This post originally appeared on the Finn AI blog, which is now part of Glia.
Is your AI experience more positive if your banking chatbot knows your name? This is a question we’re currently examining at Finn AI. Although many people view Artificial Intelligence (AI) as a robotic science, as with any human interaction, there is an emotive component that can be measured. After all, one half of the conversation is driven by a human and it’s the response of the human that we measure.
How We Measure
We use a process called sentiment analysis to determine the outcome of interactions with the [Glia Virtual Assistants] conversational agent. We currently organize outcomes within three basic buckets: Negative, Neutral, and Positive.
As AI data stores increase (and this is occurring at an amazing rate), we will work towards a more refined classification system that will reflect the nuances that typically occur within any human interaction.
In order to assign a sentiment to an interaction, each bank customer utterance is examined by a human being who then assigns a sentiment based on their interpretation of the exchange. We look for positive words (happy, great service, you are the best bot ever), as well as negative and neutral terms.
The final result is an annotated data set that is referenced whenever sentiment is assigned to an interaction. As we add more annotated data, the process of assigning a sentiment will slowly transition to the bot, versus a human.
These bot-ascribed sentiments will be validated by a human and corrected as needed. Each cycle of interaction will allow the bot to increase its accuracy lessening the need for human intervention and providing for a more automated workflow.
Why Measurement is Important
Every bot interaction includes utterances (what the bank customer says), and intents (what the bank customer wants).
A key benefit of sentiment analysis is the ability to identify the utterances and intents that are triggered prior to a positive or negative sentiment result.
Sentiment can be directed to the bank or to the conversational assistant. A positive response can reinforce the bank’s strategy around the products and services they offer their customers as well as overall satisfaction. Since a key motivator for all of our customers in rolling out Finn AI is to provide a modern and superior experience, a positive result underscores their success in delivering this result.
On the other hand, negative sentiments can flag to the bank that the products and services they present to their customers are not perceived to be helpful or of value. Negative sentiments can also help Finn AI by allowing us to examine and adjust taxonomy design and content which in turn will improve the bank customer experience.
Authenticated vs Unauthenticated Interactions
Finn AI has been deployed publicly with banks across multiple countries and it’s these bank customer interactions that we measure for sentiment. However, it’s important to note that most of these interactions currently occur during unauthenticated sessions. This means the bank customer doesn’t need to log into their accounts to interact with the chatbot.
These chatbot interactions could include looking for answers to general questions, researching and applying for bank products and services, or looking for specific bank information such as branch and ATM locations.

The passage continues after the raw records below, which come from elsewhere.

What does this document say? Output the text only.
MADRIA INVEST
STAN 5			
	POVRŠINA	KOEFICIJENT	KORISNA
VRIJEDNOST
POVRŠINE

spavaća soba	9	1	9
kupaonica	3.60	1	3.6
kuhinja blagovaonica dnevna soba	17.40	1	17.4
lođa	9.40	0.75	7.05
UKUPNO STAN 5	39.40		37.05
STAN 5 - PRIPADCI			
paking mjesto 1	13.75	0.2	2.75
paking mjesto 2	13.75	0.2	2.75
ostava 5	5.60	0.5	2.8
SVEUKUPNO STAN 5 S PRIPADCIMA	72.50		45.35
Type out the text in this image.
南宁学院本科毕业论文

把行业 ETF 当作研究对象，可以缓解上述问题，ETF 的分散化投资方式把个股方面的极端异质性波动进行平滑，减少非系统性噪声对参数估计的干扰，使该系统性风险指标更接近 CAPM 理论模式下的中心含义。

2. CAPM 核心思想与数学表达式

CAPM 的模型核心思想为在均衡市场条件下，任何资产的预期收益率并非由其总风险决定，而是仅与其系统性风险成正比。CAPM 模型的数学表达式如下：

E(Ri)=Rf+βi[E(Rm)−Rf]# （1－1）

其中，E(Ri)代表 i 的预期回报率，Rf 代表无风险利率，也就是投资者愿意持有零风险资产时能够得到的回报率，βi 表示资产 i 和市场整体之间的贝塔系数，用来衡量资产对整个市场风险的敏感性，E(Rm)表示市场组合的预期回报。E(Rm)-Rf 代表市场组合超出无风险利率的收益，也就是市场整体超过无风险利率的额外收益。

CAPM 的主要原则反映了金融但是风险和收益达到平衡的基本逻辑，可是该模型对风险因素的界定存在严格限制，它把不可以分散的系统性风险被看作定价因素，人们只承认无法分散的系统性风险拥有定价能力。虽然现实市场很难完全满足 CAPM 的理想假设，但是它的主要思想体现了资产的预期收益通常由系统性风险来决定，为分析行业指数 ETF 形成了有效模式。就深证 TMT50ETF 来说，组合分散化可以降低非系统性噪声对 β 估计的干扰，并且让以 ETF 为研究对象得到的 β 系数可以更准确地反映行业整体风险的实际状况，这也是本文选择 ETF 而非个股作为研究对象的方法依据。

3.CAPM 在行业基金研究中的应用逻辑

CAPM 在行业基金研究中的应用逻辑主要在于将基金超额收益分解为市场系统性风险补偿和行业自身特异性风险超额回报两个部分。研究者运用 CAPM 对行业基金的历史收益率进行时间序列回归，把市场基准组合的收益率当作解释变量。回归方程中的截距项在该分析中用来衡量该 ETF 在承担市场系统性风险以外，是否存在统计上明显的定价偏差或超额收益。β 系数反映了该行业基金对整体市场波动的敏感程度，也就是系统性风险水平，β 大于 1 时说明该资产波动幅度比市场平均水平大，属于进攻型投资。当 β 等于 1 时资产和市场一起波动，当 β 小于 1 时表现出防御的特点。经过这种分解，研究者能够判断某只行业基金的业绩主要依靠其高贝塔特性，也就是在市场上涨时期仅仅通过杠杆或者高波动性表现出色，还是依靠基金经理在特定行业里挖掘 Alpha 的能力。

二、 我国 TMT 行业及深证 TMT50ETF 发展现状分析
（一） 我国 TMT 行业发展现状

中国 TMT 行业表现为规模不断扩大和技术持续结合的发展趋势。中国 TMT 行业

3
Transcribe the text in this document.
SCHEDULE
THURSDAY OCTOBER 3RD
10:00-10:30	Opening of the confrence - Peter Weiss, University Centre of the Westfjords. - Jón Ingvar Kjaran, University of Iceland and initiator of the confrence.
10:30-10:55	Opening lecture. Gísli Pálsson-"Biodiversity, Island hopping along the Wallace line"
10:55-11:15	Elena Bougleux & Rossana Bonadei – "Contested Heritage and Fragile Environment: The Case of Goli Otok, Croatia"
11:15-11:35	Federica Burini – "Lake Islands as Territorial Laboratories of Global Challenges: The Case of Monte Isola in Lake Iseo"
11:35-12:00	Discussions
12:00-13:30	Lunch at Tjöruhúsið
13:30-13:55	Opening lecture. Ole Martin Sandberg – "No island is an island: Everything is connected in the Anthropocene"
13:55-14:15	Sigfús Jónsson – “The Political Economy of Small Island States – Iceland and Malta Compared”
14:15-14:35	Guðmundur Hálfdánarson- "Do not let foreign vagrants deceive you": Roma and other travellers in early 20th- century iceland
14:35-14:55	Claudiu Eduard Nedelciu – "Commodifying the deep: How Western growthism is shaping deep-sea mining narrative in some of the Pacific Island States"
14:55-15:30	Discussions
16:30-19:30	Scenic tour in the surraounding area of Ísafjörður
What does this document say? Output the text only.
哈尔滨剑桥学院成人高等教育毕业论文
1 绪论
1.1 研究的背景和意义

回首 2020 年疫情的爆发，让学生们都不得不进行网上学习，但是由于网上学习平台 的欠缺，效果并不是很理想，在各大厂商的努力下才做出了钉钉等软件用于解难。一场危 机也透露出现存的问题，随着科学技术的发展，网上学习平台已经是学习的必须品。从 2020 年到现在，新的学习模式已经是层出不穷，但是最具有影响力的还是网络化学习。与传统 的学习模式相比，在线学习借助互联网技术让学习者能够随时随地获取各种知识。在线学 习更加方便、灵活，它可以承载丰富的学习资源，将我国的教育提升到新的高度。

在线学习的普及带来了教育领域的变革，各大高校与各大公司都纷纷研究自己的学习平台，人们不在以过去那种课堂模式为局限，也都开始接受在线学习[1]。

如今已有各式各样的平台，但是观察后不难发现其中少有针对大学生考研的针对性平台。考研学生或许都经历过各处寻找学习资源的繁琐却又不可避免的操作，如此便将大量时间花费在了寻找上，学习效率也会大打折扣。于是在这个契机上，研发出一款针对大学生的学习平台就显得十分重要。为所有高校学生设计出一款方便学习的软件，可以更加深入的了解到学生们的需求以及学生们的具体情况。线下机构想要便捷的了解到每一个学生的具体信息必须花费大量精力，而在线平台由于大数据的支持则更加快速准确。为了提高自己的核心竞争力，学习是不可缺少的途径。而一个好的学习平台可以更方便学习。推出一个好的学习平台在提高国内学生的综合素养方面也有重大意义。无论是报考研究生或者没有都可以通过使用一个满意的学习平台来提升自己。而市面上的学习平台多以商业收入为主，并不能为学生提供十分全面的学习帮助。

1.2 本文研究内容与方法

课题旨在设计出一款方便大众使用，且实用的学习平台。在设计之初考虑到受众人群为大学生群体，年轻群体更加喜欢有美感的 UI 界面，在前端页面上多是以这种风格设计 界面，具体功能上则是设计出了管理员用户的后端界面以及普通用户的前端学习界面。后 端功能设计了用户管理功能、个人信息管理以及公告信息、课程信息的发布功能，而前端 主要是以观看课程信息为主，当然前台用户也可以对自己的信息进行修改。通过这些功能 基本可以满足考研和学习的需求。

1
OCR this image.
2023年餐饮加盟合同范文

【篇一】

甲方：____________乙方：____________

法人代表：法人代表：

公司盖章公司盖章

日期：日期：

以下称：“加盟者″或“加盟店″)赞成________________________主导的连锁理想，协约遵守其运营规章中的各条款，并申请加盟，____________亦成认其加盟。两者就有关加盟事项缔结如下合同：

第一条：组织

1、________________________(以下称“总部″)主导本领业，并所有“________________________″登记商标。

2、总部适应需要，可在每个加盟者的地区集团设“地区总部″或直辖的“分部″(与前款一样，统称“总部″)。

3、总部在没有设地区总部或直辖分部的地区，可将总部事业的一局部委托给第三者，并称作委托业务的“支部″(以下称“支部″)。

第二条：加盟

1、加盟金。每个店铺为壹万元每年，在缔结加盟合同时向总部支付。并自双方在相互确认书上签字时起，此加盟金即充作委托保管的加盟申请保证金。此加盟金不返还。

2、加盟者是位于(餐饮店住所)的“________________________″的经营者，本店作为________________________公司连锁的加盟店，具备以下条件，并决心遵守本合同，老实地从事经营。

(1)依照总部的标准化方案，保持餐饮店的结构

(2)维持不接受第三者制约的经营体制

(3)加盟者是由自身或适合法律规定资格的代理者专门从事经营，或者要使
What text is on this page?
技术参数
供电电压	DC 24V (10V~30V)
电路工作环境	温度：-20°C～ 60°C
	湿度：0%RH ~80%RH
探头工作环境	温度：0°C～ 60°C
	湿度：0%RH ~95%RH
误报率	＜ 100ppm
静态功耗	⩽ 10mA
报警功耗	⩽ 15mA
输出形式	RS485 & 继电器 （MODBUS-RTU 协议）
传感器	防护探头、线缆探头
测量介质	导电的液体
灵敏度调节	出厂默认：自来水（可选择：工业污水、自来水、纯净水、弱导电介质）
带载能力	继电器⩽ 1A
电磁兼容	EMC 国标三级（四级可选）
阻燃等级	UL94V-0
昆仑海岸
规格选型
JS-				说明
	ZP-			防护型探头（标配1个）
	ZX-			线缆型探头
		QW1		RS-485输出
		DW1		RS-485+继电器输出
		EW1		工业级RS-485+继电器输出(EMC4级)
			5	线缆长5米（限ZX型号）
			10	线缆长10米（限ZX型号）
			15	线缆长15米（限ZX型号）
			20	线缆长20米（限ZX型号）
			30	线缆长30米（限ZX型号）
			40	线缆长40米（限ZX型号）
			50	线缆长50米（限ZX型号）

This metered approach to rolling out conversational AI represents best practice and is the way most of our customers choose to deploy. However, from a sentiment analysis perspective, it means the lion’s share of our current data represents interactions where the bot doesn’t know the customer’s name.
It’s important to note that the majority of our customers are actively working on phase two of their Finn AI deployments with capabilities that will require authentication. This will allow us to take sentiment analysis up to the next level.
Why are Authenticated Interactions Better?
When a customer logs into their bank profile while interacting with Finn AI, we’re able to access a richer store of data – and AI loves data! This can include recent transactions, previous research the customer has undertaken, and other activities. Examining this data allows the chatbot to deliver a better result, providing a more curated interaction based upon the profile of the customer.
An authenticated interaction also supports a higher level of engagement which in turn provides the bank customer with a broader experience to which they can assign a sentiment.
About 85% of the sentiment analysis we’ve conducted is classified as neutral. The remaining 15% breaks down just about evenly between positive and negative. Of the negative sentiments, about half are directed towards the bank and the other half to the bot.
Right now, since the majority of sessions are classified as neutral, our existing data sets are not balanced. But with so many bank customers interacting with Finn AI, and as more banks roll into phase 2 of their deployment, we will be able to support a more robust sentiment analysis system. This means we can assess chatbot performance and continually innovate to drive optimum customer satisfaction. Most importantly, we can provide our customers with real insight to the performance of their virtual assistant so they can proactively adjust their model to optimize customer satisfaction.
Right now, we’re in the process of proving our theory that customers are happiest when the chatbot knows their name.